As an emerging hydraulic harvester for deep-ocean polymetallic nodules, Coandă effect-based collectors aim to minimize seabed disturbance while maintaining high collector efficiency. This study employs CFD-DEM simulations to analyze a logarithmic spiral collector with non-dimensional parameters (s/R = 1, 2/3, 1/2), focusing on jet dynamics and particle trajectories. Results reveal that the near-wall jet entrains ambient flow, creating a high-pressure zone at the collection pipe inlet. The merged flow ascends asymmetrically toward the tube, inducing a reflux vortex. Jet expansion is quantified via normalized half-width (y_1/2m/h), showing a linear growth rate (∼10 % per s/h increment) along the logarithmic spiral. Turbulence effects are characterized by wall Reynolds number (Re_w) and local Reynolds number (Re_b): Re_b increases monotonically with s, while Re_w first decreases then increases due to delayed boundary layer development, independent of s/R. Particle motion exhibits four distinct lift phases, with higher s/R ratios enhancing sustained horizontal jet velocity components, thereby accelerating particle velocity during lift and revolution stages.
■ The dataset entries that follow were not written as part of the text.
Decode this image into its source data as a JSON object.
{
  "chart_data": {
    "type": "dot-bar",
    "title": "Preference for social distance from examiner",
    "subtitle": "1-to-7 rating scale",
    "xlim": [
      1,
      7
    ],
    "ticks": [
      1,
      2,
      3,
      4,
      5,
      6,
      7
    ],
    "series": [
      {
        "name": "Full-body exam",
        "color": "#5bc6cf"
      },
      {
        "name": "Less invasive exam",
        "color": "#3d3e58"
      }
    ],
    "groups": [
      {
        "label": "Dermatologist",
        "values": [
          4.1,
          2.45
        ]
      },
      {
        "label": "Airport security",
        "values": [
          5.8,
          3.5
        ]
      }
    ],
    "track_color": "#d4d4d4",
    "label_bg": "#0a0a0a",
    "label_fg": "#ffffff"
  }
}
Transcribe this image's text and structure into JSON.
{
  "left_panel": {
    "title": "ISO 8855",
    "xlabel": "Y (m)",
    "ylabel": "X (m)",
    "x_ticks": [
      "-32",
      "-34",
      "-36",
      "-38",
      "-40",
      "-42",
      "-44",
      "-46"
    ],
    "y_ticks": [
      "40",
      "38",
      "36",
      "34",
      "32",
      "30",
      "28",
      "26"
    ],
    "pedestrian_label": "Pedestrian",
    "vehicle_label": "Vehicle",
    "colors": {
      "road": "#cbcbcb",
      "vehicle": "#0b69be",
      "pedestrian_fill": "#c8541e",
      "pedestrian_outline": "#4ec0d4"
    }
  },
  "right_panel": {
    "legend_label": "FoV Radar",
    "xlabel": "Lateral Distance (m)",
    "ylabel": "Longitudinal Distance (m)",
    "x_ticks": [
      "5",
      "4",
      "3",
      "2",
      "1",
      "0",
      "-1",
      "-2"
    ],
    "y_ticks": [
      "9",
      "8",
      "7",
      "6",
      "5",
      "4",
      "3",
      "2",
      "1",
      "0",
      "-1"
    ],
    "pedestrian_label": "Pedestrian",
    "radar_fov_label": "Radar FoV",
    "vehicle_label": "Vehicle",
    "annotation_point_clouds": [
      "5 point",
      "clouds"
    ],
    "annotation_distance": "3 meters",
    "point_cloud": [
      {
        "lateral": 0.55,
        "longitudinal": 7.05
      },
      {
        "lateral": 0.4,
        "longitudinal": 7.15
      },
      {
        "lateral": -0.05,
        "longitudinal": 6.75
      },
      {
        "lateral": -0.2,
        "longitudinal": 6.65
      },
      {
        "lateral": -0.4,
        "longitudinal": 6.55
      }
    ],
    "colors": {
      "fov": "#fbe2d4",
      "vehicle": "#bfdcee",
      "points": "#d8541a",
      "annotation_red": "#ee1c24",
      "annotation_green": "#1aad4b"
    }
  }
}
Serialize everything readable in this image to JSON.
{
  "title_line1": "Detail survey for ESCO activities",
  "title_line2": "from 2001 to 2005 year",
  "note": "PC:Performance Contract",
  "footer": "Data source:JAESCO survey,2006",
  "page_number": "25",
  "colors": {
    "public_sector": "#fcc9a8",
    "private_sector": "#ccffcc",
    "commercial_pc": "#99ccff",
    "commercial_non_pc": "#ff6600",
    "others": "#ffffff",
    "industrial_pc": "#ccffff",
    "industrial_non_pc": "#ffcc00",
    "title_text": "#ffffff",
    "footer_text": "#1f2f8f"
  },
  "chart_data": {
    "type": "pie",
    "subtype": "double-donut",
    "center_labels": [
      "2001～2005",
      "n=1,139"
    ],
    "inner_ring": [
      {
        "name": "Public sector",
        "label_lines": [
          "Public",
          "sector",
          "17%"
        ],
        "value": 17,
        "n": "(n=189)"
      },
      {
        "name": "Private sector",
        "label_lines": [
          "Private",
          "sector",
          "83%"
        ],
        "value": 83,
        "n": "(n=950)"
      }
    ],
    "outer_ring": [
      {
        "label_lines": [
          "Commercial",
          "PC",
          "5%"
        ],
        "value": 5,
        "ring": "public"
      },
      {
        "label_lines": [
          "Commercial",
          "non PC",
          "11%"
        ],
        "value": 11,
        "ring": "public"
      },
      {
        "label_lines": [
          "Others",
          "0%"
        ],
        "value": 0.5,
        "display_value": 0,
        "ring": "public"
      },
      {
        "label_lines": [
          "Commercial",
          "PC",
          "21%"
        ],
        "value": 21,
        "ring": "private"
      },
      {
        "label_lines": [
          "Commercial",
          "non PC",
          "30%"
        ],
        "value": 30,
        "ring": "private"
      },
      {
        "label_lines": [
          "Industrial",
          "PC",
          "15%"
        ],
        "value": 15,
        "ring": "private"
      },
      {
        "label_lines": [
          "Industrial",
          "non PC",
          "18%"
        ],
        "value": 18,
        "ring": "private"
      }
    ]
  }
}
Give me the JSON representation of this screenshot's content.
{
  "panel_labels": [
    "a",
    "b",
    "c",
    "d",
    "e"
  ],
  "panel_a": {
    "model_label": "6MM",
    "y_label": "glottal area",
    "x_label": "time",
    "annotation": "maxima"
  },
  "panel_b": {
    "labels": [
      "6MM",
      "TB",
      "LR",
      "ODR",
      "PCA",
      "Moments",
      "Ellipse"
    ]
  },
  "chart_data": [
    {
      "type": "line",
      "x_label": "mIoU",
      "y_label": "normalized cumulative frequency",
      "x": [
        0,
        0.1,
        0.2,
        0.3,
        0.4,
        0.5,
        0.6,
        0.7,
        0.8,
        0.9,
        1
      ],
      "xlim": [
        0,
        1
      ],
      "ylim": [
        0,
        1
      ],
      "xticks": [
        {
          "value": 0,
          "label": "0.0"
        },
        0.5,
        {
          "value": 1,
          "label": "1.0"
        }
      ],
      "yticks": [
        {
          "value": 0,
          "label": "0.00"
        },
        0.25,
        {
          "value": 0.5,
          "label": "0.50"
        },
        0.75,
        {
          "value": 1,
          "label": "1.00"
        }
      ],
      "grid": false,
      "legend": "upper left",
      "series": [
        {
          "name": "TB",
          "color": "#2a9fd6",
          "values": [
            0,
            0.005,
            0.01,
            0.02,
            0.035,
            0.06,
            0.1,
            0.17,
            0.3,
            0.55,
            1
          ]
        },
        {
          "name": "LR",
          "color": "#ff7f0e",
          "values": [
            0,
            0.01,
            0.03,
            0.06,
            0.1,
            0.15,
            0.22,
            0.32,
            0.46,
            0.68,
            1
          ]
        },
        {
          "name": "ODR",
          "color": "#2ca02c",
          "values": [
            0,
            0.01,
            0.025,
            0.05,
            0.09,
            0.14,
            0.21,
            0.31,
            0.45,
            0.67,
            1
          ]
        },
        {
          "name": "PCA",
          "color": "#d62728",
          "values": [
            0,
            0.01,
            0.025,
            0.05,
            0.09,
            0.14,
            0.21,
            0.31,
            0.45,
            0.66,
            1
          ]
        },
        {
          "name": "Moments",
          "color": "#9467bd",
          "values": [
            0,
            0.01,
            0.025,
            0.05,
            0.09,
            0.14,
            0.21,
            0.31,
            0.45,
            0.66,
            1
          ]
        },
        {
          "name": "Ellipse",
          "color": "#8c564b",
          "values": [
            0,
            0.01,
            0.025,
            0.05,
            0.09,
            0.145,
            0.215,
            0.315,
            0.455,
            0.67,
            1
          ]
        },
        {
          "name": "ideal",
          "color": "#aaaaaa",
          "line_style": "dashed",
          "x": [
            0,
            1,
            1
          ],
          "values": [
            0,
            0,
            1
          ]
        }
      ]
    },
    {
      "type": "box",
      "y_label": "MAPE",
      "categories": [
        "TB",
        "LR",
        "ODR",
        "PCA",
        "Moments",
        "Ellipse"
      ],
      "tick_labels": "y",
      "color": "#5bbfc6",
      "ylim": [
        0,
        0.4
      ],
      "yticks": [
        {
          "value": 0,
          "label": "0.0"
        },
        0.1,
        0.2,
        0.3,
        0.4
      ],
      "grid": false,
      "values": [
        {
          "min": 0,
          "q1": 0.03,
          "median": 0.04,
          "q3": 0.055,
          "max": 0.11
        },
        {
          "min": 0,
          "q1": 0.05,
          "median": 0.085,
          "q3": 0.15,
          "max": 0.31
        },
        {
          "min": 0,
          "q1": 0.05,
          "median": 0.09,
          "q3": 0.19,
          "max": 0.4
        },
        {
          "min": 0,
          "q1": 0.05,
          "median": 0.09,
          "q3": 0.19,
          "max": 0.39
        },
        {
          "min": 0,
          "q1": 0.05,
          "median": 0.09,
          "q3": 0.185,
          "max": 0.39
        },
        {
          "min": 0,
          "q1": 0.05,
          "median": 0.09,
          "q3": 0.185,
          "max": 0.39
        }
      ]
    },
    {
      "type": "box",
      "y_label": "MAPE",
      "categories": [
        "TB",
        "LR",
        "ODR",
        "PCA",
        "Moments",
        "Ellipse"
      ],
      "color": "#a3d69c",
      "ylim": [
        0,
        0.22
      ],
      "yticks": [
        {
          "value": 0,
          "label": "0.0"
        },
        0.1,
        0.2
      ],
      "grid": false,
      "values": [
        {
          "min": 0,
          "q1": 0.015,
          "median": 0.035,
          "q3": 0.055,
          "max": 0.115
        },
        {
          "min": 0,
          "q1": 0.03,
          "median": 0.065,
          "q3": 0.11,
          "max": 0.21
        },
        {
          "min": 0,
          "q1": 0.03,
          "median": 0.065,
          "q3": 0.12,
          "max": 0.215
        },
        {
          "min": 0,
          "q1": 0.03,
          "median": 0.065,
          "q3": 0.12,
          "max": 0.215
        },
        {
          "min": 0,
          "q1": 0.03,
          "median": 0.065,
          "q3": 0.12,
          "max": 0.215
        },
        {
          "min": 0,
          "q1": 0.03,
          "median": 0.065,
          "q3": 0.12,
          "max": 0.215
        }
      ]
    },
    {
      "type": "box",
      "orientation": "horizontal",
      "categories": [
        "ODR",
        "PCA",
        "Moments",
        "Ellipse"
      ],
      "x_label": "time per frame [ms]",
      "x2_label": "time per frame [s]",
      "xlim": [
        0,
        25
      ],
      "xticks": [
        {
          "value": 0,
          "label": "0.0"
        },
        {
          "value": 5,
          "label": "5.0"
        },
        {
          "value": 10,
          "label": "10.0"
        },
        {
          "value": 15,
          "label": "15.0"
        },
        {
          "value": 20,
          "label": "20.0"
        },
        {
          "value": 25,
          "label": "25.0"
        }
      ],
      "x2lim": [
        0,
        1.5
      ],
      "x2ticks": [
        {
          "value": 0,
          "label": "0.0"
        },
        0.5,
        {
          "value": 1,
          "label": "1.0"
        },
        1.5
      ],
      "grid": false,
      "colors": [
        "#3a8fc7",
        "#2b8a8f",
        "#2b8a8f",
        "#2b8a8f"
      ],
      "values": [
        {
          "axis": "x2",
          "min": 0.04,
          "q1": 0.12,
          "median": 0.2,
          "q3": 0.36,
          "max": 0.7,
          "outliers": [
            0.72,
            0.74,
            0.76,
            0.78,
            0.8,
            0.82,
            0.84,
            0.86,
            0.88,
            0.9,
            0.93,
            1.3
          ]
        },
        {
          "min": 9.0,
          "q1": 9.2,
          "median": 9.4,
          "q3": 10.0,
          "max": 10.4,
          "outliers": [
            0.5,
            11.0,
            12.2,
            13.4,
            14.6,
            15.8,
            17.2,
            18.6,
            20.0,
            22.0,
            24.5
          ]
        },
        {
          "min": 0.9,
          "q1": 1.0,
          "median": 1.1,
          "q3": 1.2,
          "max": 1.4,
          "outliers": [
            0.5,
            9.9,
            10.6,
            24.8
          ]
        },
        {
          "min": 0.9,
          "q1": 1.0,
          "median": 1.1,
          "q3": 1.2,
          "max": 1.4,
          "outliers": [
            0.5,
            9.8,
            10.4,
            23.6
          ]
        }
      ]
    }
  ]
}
These findings systematically clarify interactions between spiral geometry, flow dynamics, and particle transport, offering direct guidance for optimizing Coandă effect-based collectors to reduce seabed environmental impact. The proposed metrics (y_1/2m/h, Re_w, Re_b) establish quantitative benchmarks for evaluating hydraulic performance in deep-sea mining applications.